И напротив, радостное известие — в Мюнхене через Вольфа Шварца, знакомого адвоката, занимающегося делами, связанными с кино, заключили благоприятный договор о прокате с «Аллианц-фильмом». Кроме того, «Долине» гарантировал выход на широкий экран и крупный австрийский прокатчик — «Интернационал-фильм».
Теперь наконец я намеревалась приступить к работе. И вновь рядом оказался мой друг Арнольд. В течение недели он оборудовал при студии «АРРИ» великолепную монтажную. Но, прежде чем начался монтаж, опять переживания. Господин Вюртеле, который сделал все возможное, чтобы остаться моим доверенным лицом, неожиданно попытался помешать транспортировке материала в Мюнхен. От имени Тирольского земельного правительства он потребовал: фильм должен монтироваться в Инсбруке, в противном случае господин Вюртеле грозился начать действовать на стороне французов.

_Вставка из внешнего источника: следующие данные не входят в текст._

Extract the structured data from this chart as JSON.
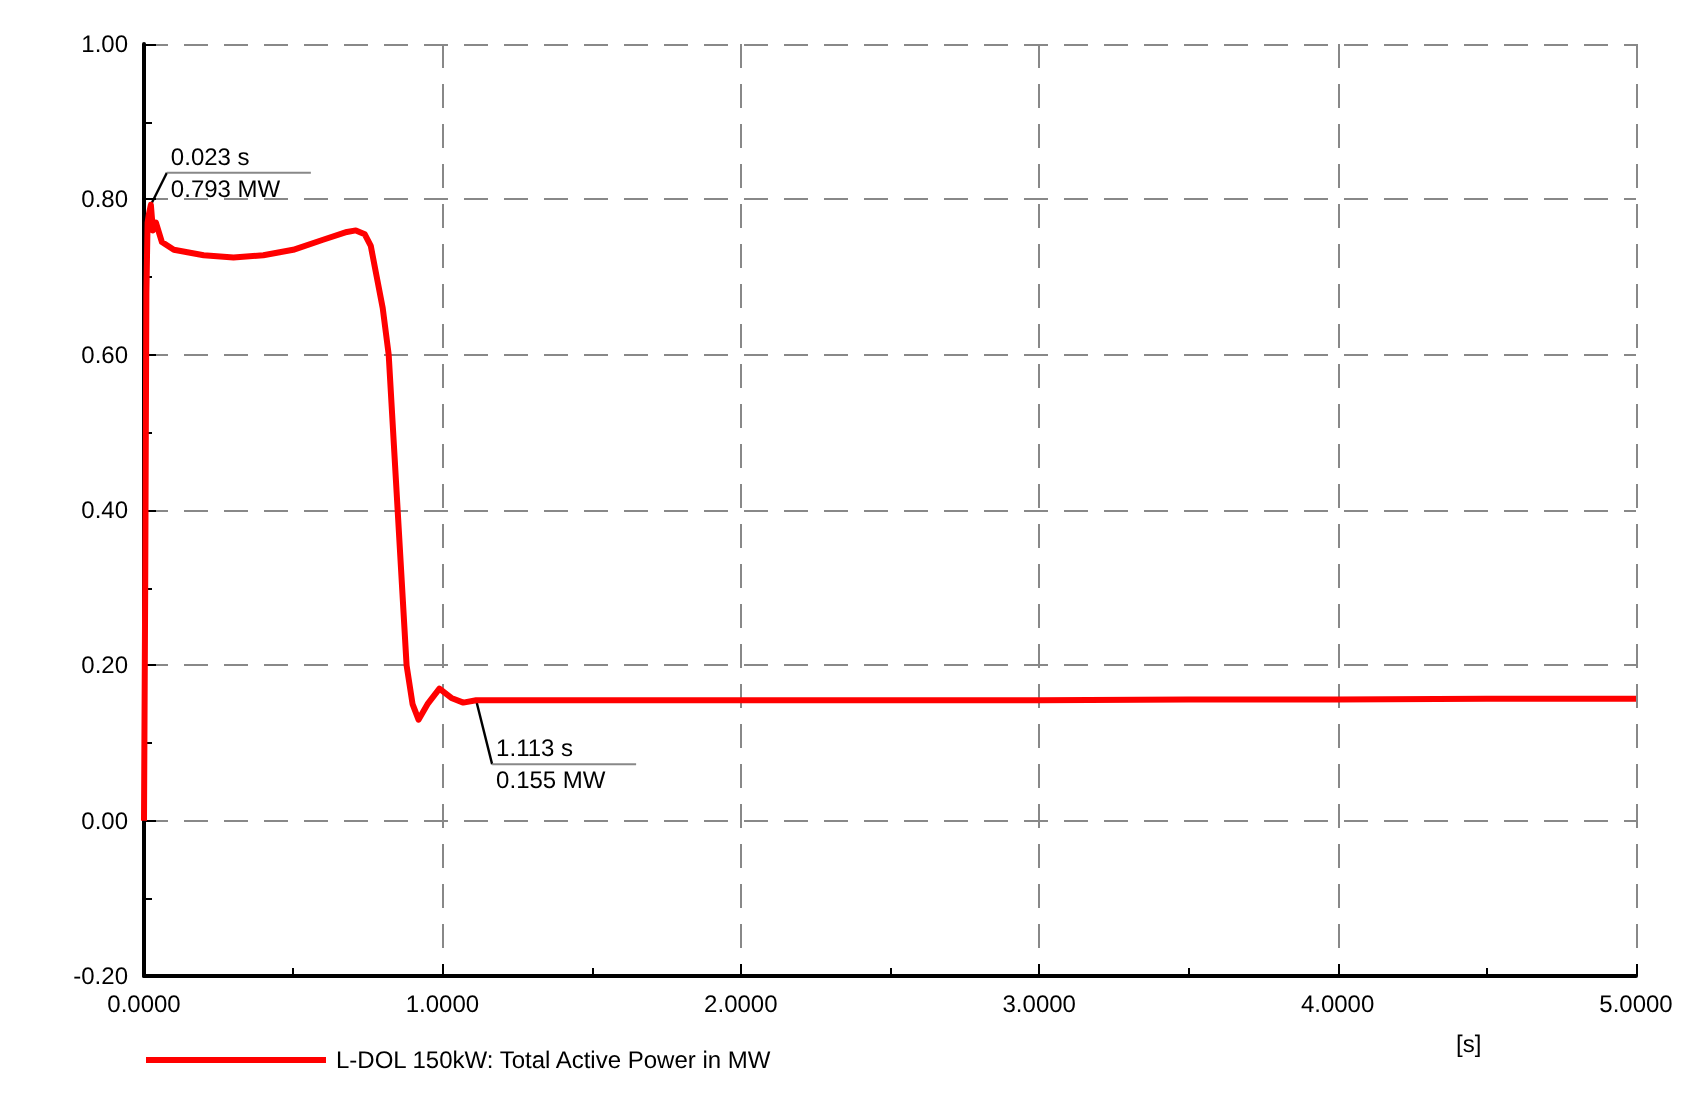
{
  "chart_data": {
    "type": "line",
    "xlabel": "[s]",
    "x": [
      0,
      0.004,
      0.008,
      0.012,
      0.016,
      0.023,
      0.03,
      0.04,
      0.06,
      0.1,
      0.2,
      0.3,
      0.4,
      0.5,
      0.6,
      0.68,
      0.71,
      0.74,
      0.76,
      0.78,
      0.8,
      0.82,
      0.85,
      0.88,
      0.9,
      0.92,
      0.95,
      0.99,
      1.03,
      1.07,
      1.113,
      1.2,
      1.5,
      2,
      2.5,
      3,
      3.5,
      4,
      4.5,
      5
    ],
    "series": [
      {
        "name": "L-DOL 150kW: Total Active Power in MW",
        "color": "#ff0000",
        "values": [
          0,
          0.3,
          0.68,
          0.77,
          0.78,
          0.793,
          0.76,
          0.77,
          0.745,
          0.735,
          0.728,
          0.725,
          0.728,
          0.735,
          0.748,
          0.758,
          0.76,
          0.755,
          0.74,
          0.7,
          0.66,
          0.6,
          0.4,
          0.2,
          0.15,
          0.13,
          0.15,
          0.17,
          0.158,
          0.152,
          0.155,
          0.155,
          0.155,
          0.155,
          0.155,
          0.155,
          0.156,
          0.156,
          0.157,
          0.157
        ]
      }
    ],
    "xlim": [
      0,
      5
    ],
    "xticks": [
      {
        "value": 0,
        "label": "0.0000"
      },
      {
        "value": 1,
        "label": "1.0000"
      },
      {
        "value": 2,
        "label": "2.0000"
      },
      {
        "value": 3,
        "label": "3.0000"
      },
      {
        "value": 4,
        "label": "4.0000"
      },
      {
        "value": 5,
        "label": "5.0000"
      }
    ],
    "ylim": [
      -0.2,
      1
    ],
    "yticks": [
      {
        "value": -0.2,
        "label": "-0.20"
      },
      {
        "value": 0,
        "label": "0.00"
      },
      {
        "value": 0.2,
        "label": "0.20"
      },
      {
        "value": 0.4,
        "label": "0.40"
      },
      {
        "value": 0.6,
        "label": "0.60"
      },
      {
        "value": 0.8,
        "label": "0.80"
      },
      {
        "value": 1,
        "label": "1.00"
      }
    ],
    "annotations": [
      {
        "text": "0.023 s\n0.793 MW",
        "x": 0.023,
        "y": 0.793
      },
      {
        "text": "1.113 s\n0.155 MW",
        "x": 1.113,
        "y": 0.155
      }
    ],
    "grid": true,
    "legend": "bottom left",
    "marker": "none",
    "line_style": "solid"
  }
}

В последнем яростном сражении между Тиролем и Веной победила, хвала Господу, австрийская столица.
Когда в Мюнхен прибыла первая посылка с пленками фильма, за окном уже стоял сентябрь — и «Аллианц-фильм» назначил премьеру на конец ноября. Все завертелось в бешеном темпе. Вчетвером мы сидели в монтажной, частенько сутками — как и в прежние времена.
Тем временем из Парижа месье Понсе сообщил, что поиск пропавших оригиналов не увенчался успехом. Теперь встала необходимость монтировать новую версию из имеющегося материала — трудная задача. При этом отсутствовали важные блоки, прежде всего эпизод «Засуха», снятый в Испании, — что упрощало сюжет фильма.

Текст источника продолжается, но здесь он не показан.